If an application stores no user data, as enforced by E2E encryption, then it’s easily compliant with data protection regulations. There’s no sensitive data to handle correctly if all data is encrypted in the first place.
I am not a lawyer, so I don’t know if governments are sensible enough to recognize this fact.
So far, we’ve painted a pretty grim story of E2E encryption in web apps. I don’t think that they’re dead in the water though. A few slight tweaks to their distribution model would let them provide similar guarantees to native apps.
Use Native Apps
One obvious solution is to require less trust from your users, and simply provide a native application. Then you get all of the additional benefits we’ve enumerated previously.
There are frameworks to easily migrate web applications to native ones, such as the infamous Electron. This framework is somewhat maligned, with a reputation of being a resource hog. Nonetheless, many web applications have found it the simplest path towards a native application, like Discord or Slack.
You could also provide “local” web app. In this model, you still have a web application, except that instead of serving it dynamically, you instead use archived releases. The user downloads a static release, and then serves locally to their own machine. This can take the form of an installed executable, with sets up a personal server for the application.

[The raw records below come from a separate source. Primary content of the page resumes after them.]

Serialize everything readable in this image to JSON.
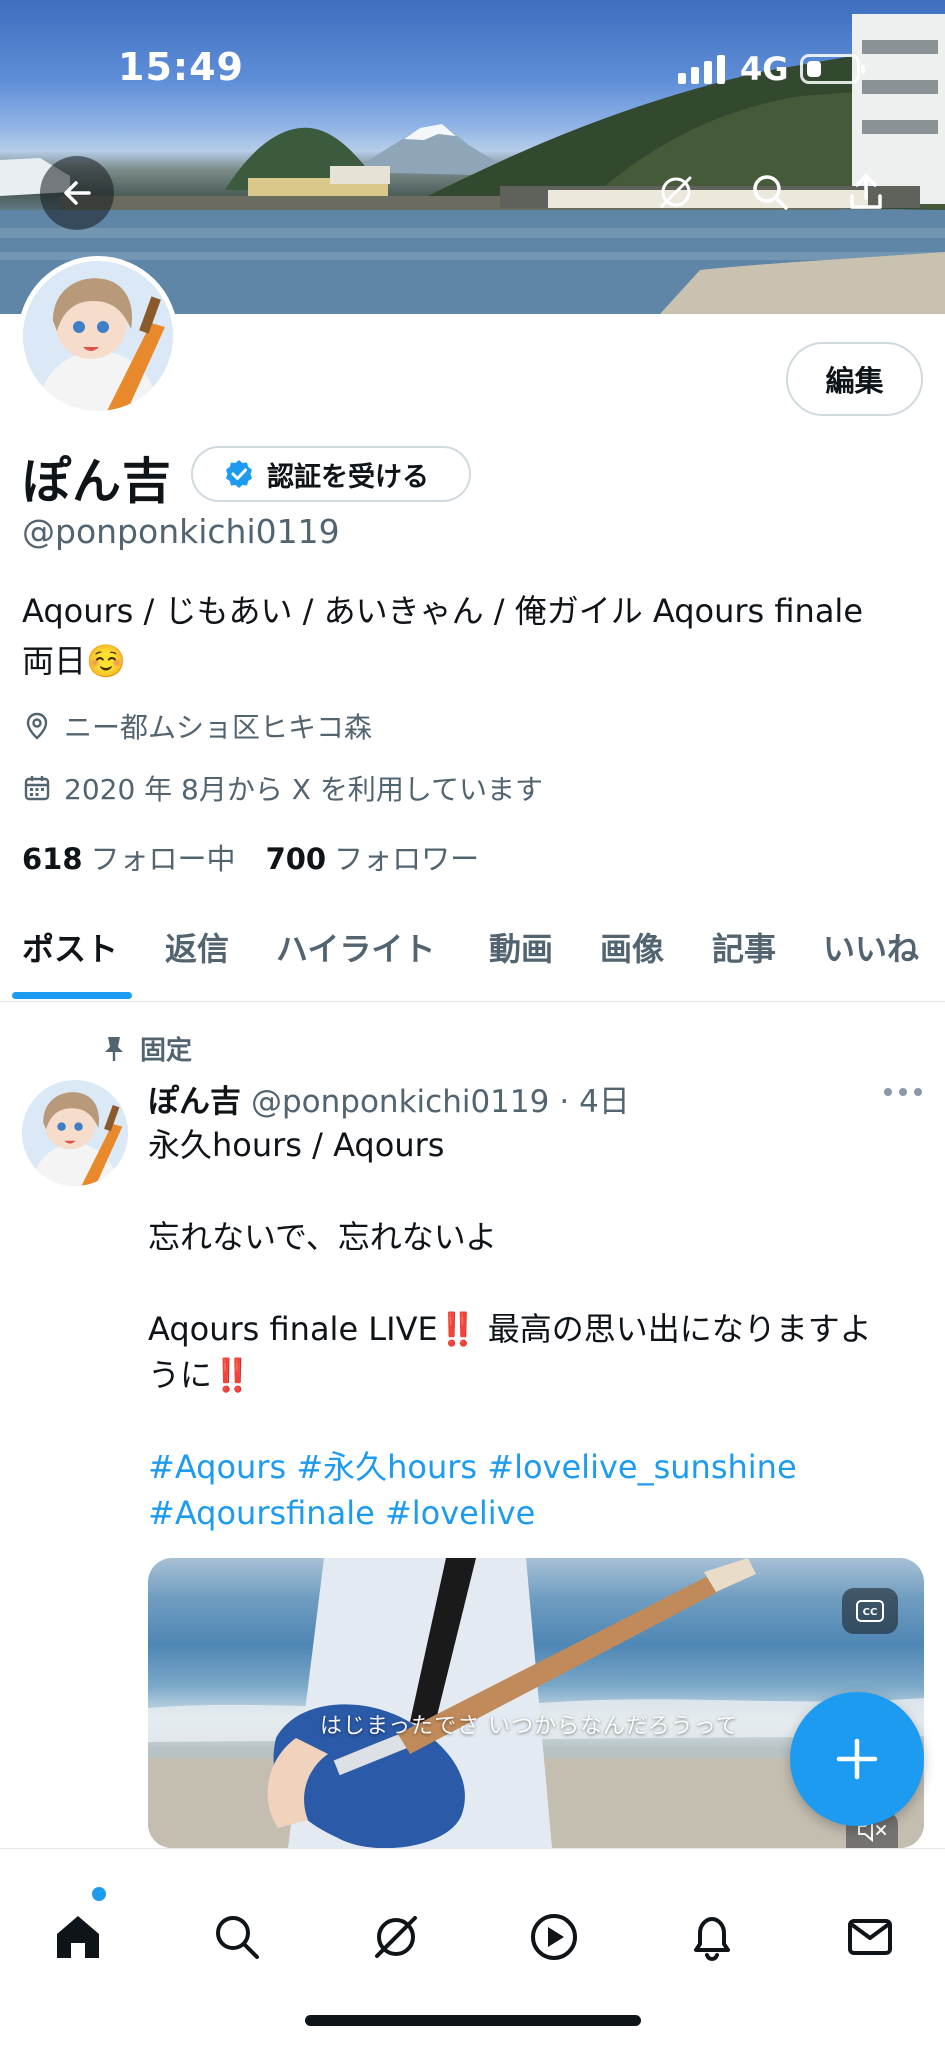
{
  "status_bar": {
    "time": "15:49",
    "network": "4G"
  },
  "header": {
    "back_icon": "arrow-left-icon",
    "grok_icon": "grok-icon",
    "search_icon": "search-icon",
    "share_icon": "share-icon"
  },
  "profile": {
    "edit_label": "編集",
    "display_name": "ぽん吉",
    "verify_label": "認証を受ける",
    "handle": "@ponponkichi0119",
    "bio_line1": "Aqours / じもあい / あいきゃん / 俺ガイル Aqours finale",
    "bio_line2": "両日☺️",
    "location": "ニー都ムショ区ヒキコ森",
    "joined": "2020 年 8月から X を利用しています",
    "following_count": "618",
    "following_label": "フォロー中",
    "followers_count": "700",
    "followers_label": "フォロワー"
  },
  "tabs": [
    {
      "label": "ポスト",
      "active": true
    },
    {
      "label": "返信",
      "active": false
    },
    {
      "label": "ハイライト",
      "active": false
    },
    {
      "label": "動画",
      "active": false
    },
    {
      "label": "画像",
      "active": false
    },
    {
      "label": "記事",
      "active": false
    },
    {
      "label": "いいね",
      "active": false
    }
  ],
  "post": {
    "pinned_label": "固定",
    "author_name": "ぽん吉",
    "author_handle": "@ponponkichi0119",
    "time": "· 4日",
    "line1": "永久hours / Aqours",
    "line2": "忘れないで、忘れないよ",
    "line3": "Aqours finale LIVE‼️ 最高の思い出になりますよ",
    "line4": "うに‼️",
    "hashtags_line1": "#Aqours #永久hours #lovelive_sunshine",
    "hashtags_line2": "#Aqoursfinale #lovelive",
    "video_caption": "はじまったでさ いつからなんだろうって"
  },
  "colors": {
    "accent": "#1d9bf0",
    "text_primary": "#0f1419",
    "text_secondary": "#536471",
    "border": "#cfd9de"
  },
  "bottom_nav": [
    {
      "icon": "home-icon",
      "active": true
    },
    {
      "icon": "search-icon",
      "active": false
    },
    {
      "icon": "grok-icon",
      "active": false
    },
    {
      "icon": "video-icon",
      "active": false
    },
    {
      "icon": "bell-icon",
      "active": false
    },
    {
      "icon": "mail-icon",
      "active": false
    }
  ]
}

This provides the aforementioned advantages of a native application, while requiring less effort by the developer.
The problem is that the root webpage file containing these hashed links can still change dynamically. From the user’s perspective, the problems with web applications that claim to be E2E encrypted are still there.
One solution would be to allow users to “pin” specific snapshots of these root files. You could also have a convenient way to use known, vetted versions of these root files. You’d regain the versioned release model, all while allowing the convenience of accessing an application via the web.
One way of doing this would be to lock in a specific hash of the root file. Then, when you navigate to the application link, your browser would alert you if the hash changes. If you want to upgrade your version of the application, you could easily do so by changing the locked in hash.
There is also a standard in progress which would provide a form of bundling for web applications. This could include this kind of integrity check. This would allow web apps to be distributed in a similar way to native apps, along with similar integrity checks.
If you have one takeaway from this post, it’s that there’s no technical issue preventing applications that do E2E encryption in the browser: it’s just a matter of needing more trust. You should prefer an E2E encrypted version of an application, but be careful with vendor claims about the trustless nature of the application. Ultimately, web applications require more enduring trust compared to native applications.
One interesting analysis of where these claims can sometimes fall short is by Nadim Kobeissi, who wrote a paper going over some of the claims ProtonMail makes about their web application.
Like with all vendor claims about security, I’d encourage you to exercise your own judgement.